What Ails the U.S. Press? – WSJ

August 21 | Posted by mrossol | 1st Amendment, American Thought, Jenkins, Special Counsel

A timeworn TV commentator and professor of politics, in the moments before Robert Mueller ’s testimony began last week on MSNBC, told the audience that Russia’s meddling in the 2016 election was an “act of war” by a “sworn enemy of the United States.”

Notice how each word is the sheerest nonsense. There is no forum in which countries “swear” their enemyhood. Congress has not declared war on Russia. Our $27 billion in annual trade with Russia does not implicate thousands of Americans in trading with the enemy. If Russia was behind the hacking of Democratic emails, this is a crime, not an act of war, and has been treated as such by the special counsel. And heaven help us if Facebook ads are an act of war. The U.S. conducts, and has for decades, espionage, disinformation, propaganda and other kinds of influence campaigns in numerous countries around the world. Thankfully we do not consider ourselves at war with them.

Don’t get me wrong. The Russian actions during the election, and especially their flagrancy, were an insult to U.S. power, and likely offered as such. I doubt the Kremlin is much pleased with the result, but a response is still required to deter such actions in the future. But what can it mean when grey-haired commentators are employed to speak childishly of these matters to the public?

Photo: Getty Images/iStockphoto

Or take a sentence in the New Yorker magazine, known for its care with writing. A staff writer positively disdains any interest in who promoted the Steele dossier or why. “There are questions worth exploring about the Steele dossier, having to do with, say, the transparency of campaign spending. But they are not the questions congressional Republicans are asking,” she sneers.

This evasion is so trite as to have a name: the red-herring fallacy, or pretending to refute an argument by changing the subject. That such a sentence passed muster with an editor is an embarrassment (and no favor to the writer). At least be the truth teller you presumably got into journalism to be, and say you don’t wish to know any truths that might tend to incriminate anyone other than Donald Trump.

Ditto the several cable hosts who shrilly promoted the theory that President Trump was an actual traitor and now, with equal shrillness, insist he’s a traitor for not echoing their partisan exaggerations about Russian meddling. In any other time, this dodge would not be enough to keep them in their jobs.

The U.S. is not in a position to get in a moral snit about such meddling, but we are certainly in a position to exact a price for it, and should. At the same time, let us stop lying to ourselves: 99.99% of the consequential effect of Russia’s low-budget actions arose from the panting eagerness of U.S. partisans to weaponize those actions against their domestic opponents. Indeed, if we were to parse the meanings of the word “collusion,” it would not reflect well on Rep. Adam Schiff, who objectively has been invaluable to any supposed Russian desire to confound and embitter U.S. politics (though my real guess is that Russia wants nothing so much as sanctions lifted, and has only shot its foot off).

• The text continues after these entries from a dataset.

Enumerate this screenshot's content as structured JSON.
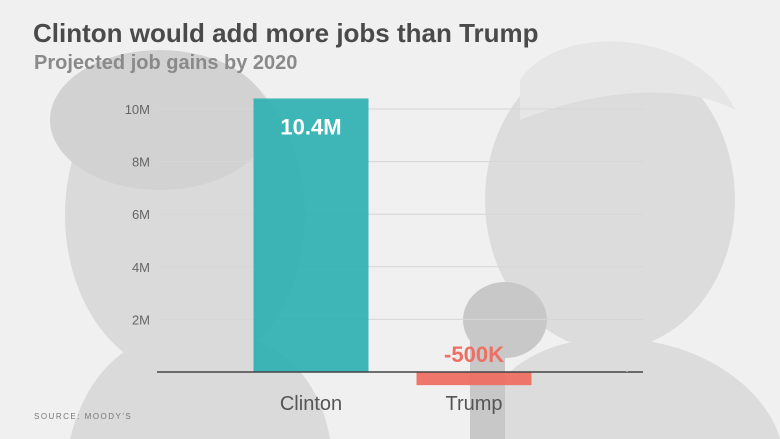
{
  "title": "Clinton would add more jobs than Trump",
  "subtitle": "Projected job gains by 2020",
  "source": "SOURCE: MOODY'S",
  "colors": {
    "positive_bar": "#2fb0b2",
    "negative_bar": "#ee6f63",
    "grid": "#d6d6d6",
    "axis": "#444444"
  },
  "chart_data": {
    "type": "bar",
    "categories": [
      "Clinton",
      "Trump"
    ],
    "values": [
      10400000,
      -500000
    ],
    "value_labels": [
      "10.4M",
      "-500K"
    ],
    "title": "Clinton would add more jobs than Trump",
    "subtitle": "Projected job gains by 2020",
    "xlabel": "",
    "ylabel": "",
    "ylim": [
      -500000,
      10000000
    ],
    "yticks": [
      2000000,
      4000000,
      6000000,
      8000000,
      10000000
    ],
    "ytick_labels": [
      "2M",
      "4M",
      "6M",
      "8M",
      "10M"
    ],
    "grid": true
  }
}
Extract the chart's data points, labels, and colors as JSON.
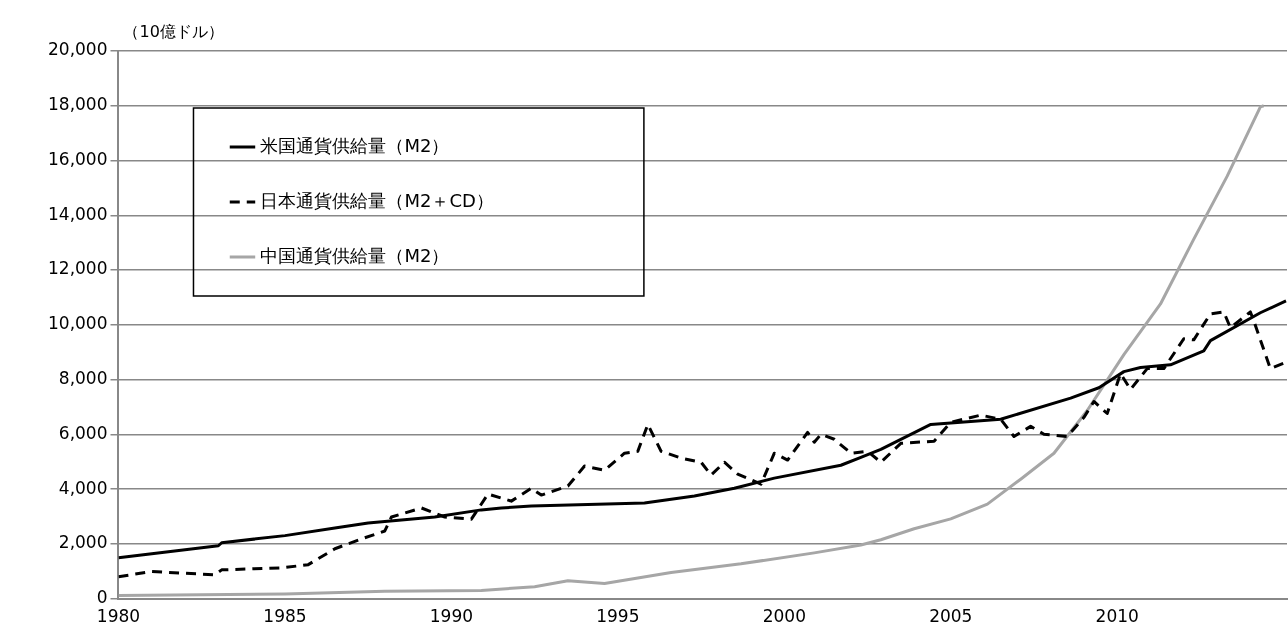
{
  "chart_data": {
    "type": "line",
    "ylabel": "（10億ドル）",
    "xlim": [
      1980,
      2015.1
    ],
    "xticks": [
      1980,
      1985,
      1990,
      1995,
      2000,
      2005,
      2010
    ],
    "ylim": [
      0,
      20000
    ],
    "yticks": [
      0,
      {
        "value": 2000,
        "label": "2,000"
      },
      {
        "value": 4000,
        "label": "4,000"
      },
      {
        "value": 6000,
        "label": "6,000"
      },
      {
        "value": 8000,
        "label": "8,000"
      },
      {
        "value": 10000,
        "label": "10,000"
      },
      {
        "value": 12000,
        "label": "12,000"
      },
      {
        "value": 14000,
        "label": "14,000"
      },
      {
        "value": 16000,
        "label": "16,000"
      },
      {
        "value": 18000,
        "label": "18,000"
      },
      {
        "value": 20000,
        "label": "20,000"
      }
    ],
    "grid": "y",
    "legend": "top left",
    "marker": "none",
    "series": [
      {
        "name": "米国通貨供給量（M2）",
        "color": "#000000",
        "line_style": "solid",
        "x": [
          1980,
          1983,
          1983.1,
          1985,
          1986.5,
          1987.5,
          1989.5,
          1990.9,
          1991.5,
          1992.4,
          1995.8,
          1997.3,
          1998.5,
          1999.7,
          2001.7,
          2002.3,
          2002.9,
          2004.4,
          2006.5,
          2008.6,
          2009.45,
          2010.2,
          2010.7,
          2011.6,
          2012.6,
          2012.8,
          2014.3,
          2015.07
        ],
        "values": [
          1490,
          1930,
          2040,
          2300,
          2580,
          2760,
          2980,
          3240,
          3310,
          3380,
          3490,
          3750,
          4030,
          4400,
          4870,
          5160,
          5450,
          6360,
          6550,
          7320,
          7700,
          8290,
          8440,
          8540,
          9050,
          9420,
          10440,
          10870
        ]
      },
      {
        "name": "日本通貨供給量（M2＋CD）",
        "color": "#000000",
        "line_style": "dashed",
        "x": [
          1980,
          1981,
          1982.9,
          1983.1,
          1984.9,
          1985.7,
          1986.5,
          1987.3,
          1988,
          1988.2,
          1989.1,
          1989.8,
          1990.6,
          1991.1,
          1991.8,
          1992.4,
          1992.7,
          1993.5,
          1994,
          1994.6,
          1995.2,
          1995.6,
          1995.9,
          1996.3,
          1996.9,
          1997.5,
          1997.8,
          1998.2,
          1998.6,
          1999.3,
          1999.7,
          2000.1,
          2000.7,
          2000.9,
          2001.1,
          2001.5,
          2002,
          2002.5,
          2002.9,
          2003.5,
          2004.5,
          2005,
          2005.9,
          2006.5,
          2006.9,
          2007.4,
          2007.8,
          2008.5,
          2009,
          2009.3,
          2009.7,
          2010.1,
          2010.4,
          2010.9,
          2011.4,
          2012,
          2012.3,
          2012.8,
          2013.2,
          2013.4,
          2014,
          2014.1,
          2014.6,
          2015.1
        ],
        "values": [
          800,
          990,
          870,
          1050,
          1120,
          1240,
          1820,
          2180,
          2470,
          2980,
          3310,
          2980,
          2900,
          3820,
          3560,
          4030,
          3780,
          4110,
          4840,
          4690,
          5310,
          5380,
          6360,
          5380,
          5130,
          4980,
          4510,
          4980,
          4550,
          4180,
          5310,
          5060,
          6070,
          5710,
          6000,
          5820,
          5310,
          5380,
          4980,
          5670,
          5750,
          6440,
          6700,
          6550,
          5920,
          6290,
          6000,
          5920,
          6620,
          7200,
          6760,
          8220,
          7640,
          8400,
          8400,
          9490,
          9450,
          10400,
          10470,
          9890,
          10470,
          10150,
          8400,
          8650
        ]
      },
      {
        "name": "中国通貨供給量（M2）",
        "color": "#a6a6a6",
        "line_style": "solid",
        "x": [
          1980,
          1985,
          1988,
          1990.9,
          1992.5,
          1993.5,
          1994.6,
          1996.6,
          1998.7,
          2000.9,
          2002.3,
          2002.9,
          2003.9,
          2005,
          2006.1,
          2007.1,
          2008.1,
          2009.1,
          2010.2,
          2011.3,
          2012.3,
          2013.3,
          2014.3,
          2014.4
        ],
        "values": [
          110,
          170,
          270,
          300,
          430,
          650,
          550,
          950,
          1270,
          1670,
          1960,
          2150,
          2550,
          2910,
          3450,
          4360,
          5310,
          6870,
          8910,
          10760,
          13130,
          15420,
          17960,
          18000
        ]
      }
    ]
  }
}
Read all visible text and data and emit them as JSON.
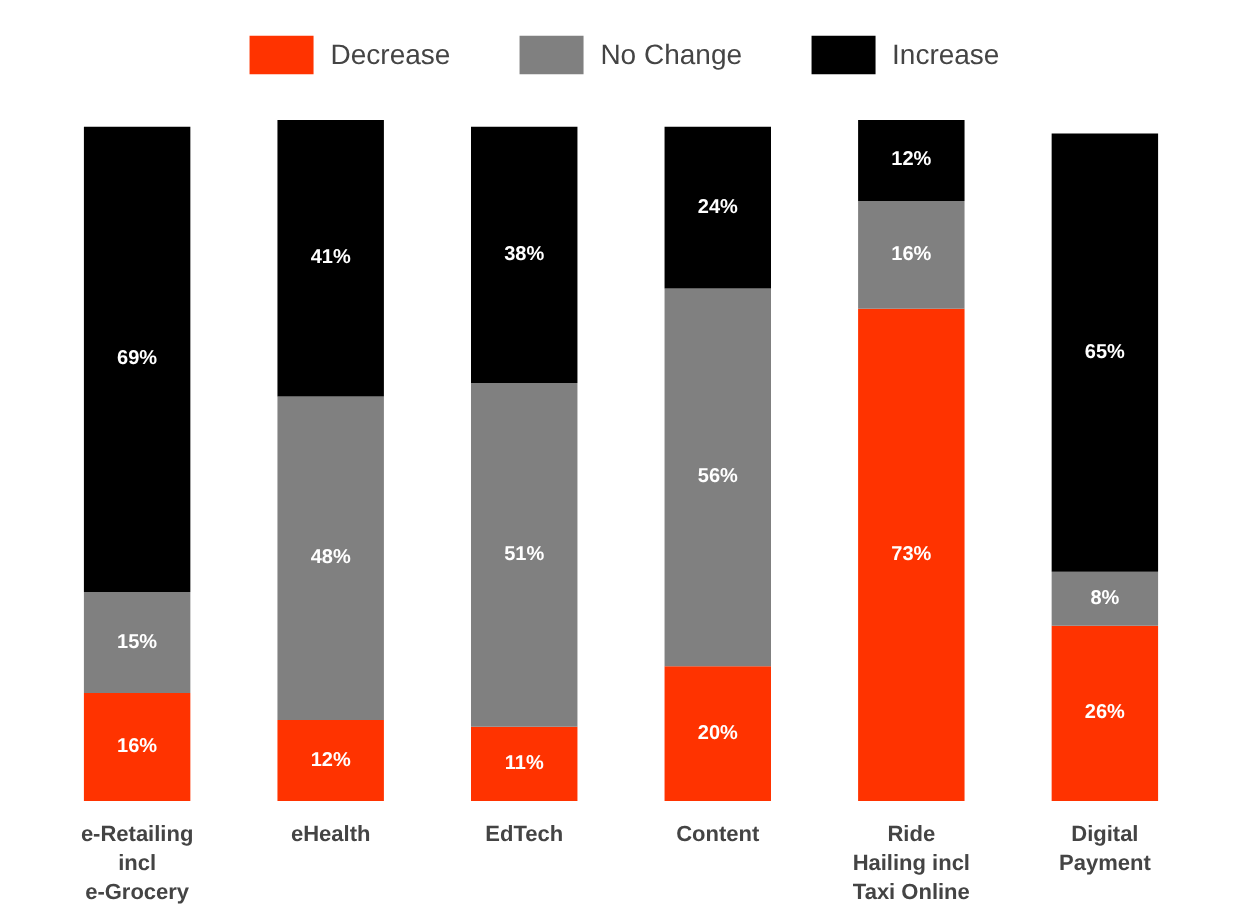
{
  "chart_data": {
    "type": "bar",
    "stacked": true,
    "legend": "top",
    "grid": false,
    "categories": [
      "e-Retailing\nincl\ne-Grocery",
      "eHealth",
      "EdTech",
      "Content",
      "Ride\nHailing incl\nTaxi Online",
      "Digital\nPayment"
    ],
    "series": [
      {
        "name": "Decrease",
        "color": "#ff3300",
        "values": [
          16,
          12,
          11,
          20,
          73,
          26
        ],
        "value_labels": [
          "16%",
          "12%",
          "11%",
          "20%",
          "73%",
          "26%"
        ]
      },
      {
        "name": "No Change",
        "color": "#808080",
        "values": [
          15,
          48,
          51,
          56,
          16,
          8
        ],
        "value_labels": [
          "15%",
          "48%",
          "51%",
          "56%",
          "16%",
          "8%"
        ]
      },
      {
        "name": "Increase",
        "color": "#000000",
        "values": [
          69,
          41,
          38,
          24,
          12,
          65
        ],
        "value_labels": [
          "69%",
          "41%",
          "38%",
          "24%",
          "12%",
          "65%"
        ]
      }
    ]
  }
}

It needs to be understood whether the Mueller report, and the Mueller investigation itself, was essentially a product of disinformation (and whose disinformation). Did the Steele dossier’s lies really originate with Russian sources, and to what purpose? Was the dossier embraced by members of the U.S. government because they believed it or because it was useful against a presidential candidate they disapproved of? (Pretending to believe false intelligence may not be an actionable dereliction, but the question needs to be asked.)

We need to know whether the secret Russian intelligence that James Comey used as justification for his improper, protocol-violating actions in the Hillary Clinton case was, in any sense, real intelligence. Did it bear any intelligible, logical relation to his actions, or was it a cipher, a piece of digital flotsam, that he seized upon disingenuously as an excuse to clear Mrs. Clinton’s path to the nomination?

These questions are not just necessary for historical accuracy. They are of scintillating journalistic interest. If you’re a reporter who can’t simultaneously disapprove of Mr. Trump (as many journalists do) and see their urgency, you should rethink your career choice. (I believe it was the psychoanalyst Karen Horney who said the professions function partly to attract those least capable of exemplifying their values.) News consumers might marvel that so many journalists at least are so devoted to their partisan allegiances, but devotion has nothing to do with it. It’s just dumb conformism and lack of imagination. As in any field, one learns not to be surprised that so many unprepossessing persons are in positions of authority.

Happily, we don’t need to worry about one thing. The hysterical rhetoric on Russia will disappear instantly when it’s no longer useful against Donald Trump.

via What Ails the U.S. Press? – WSJ.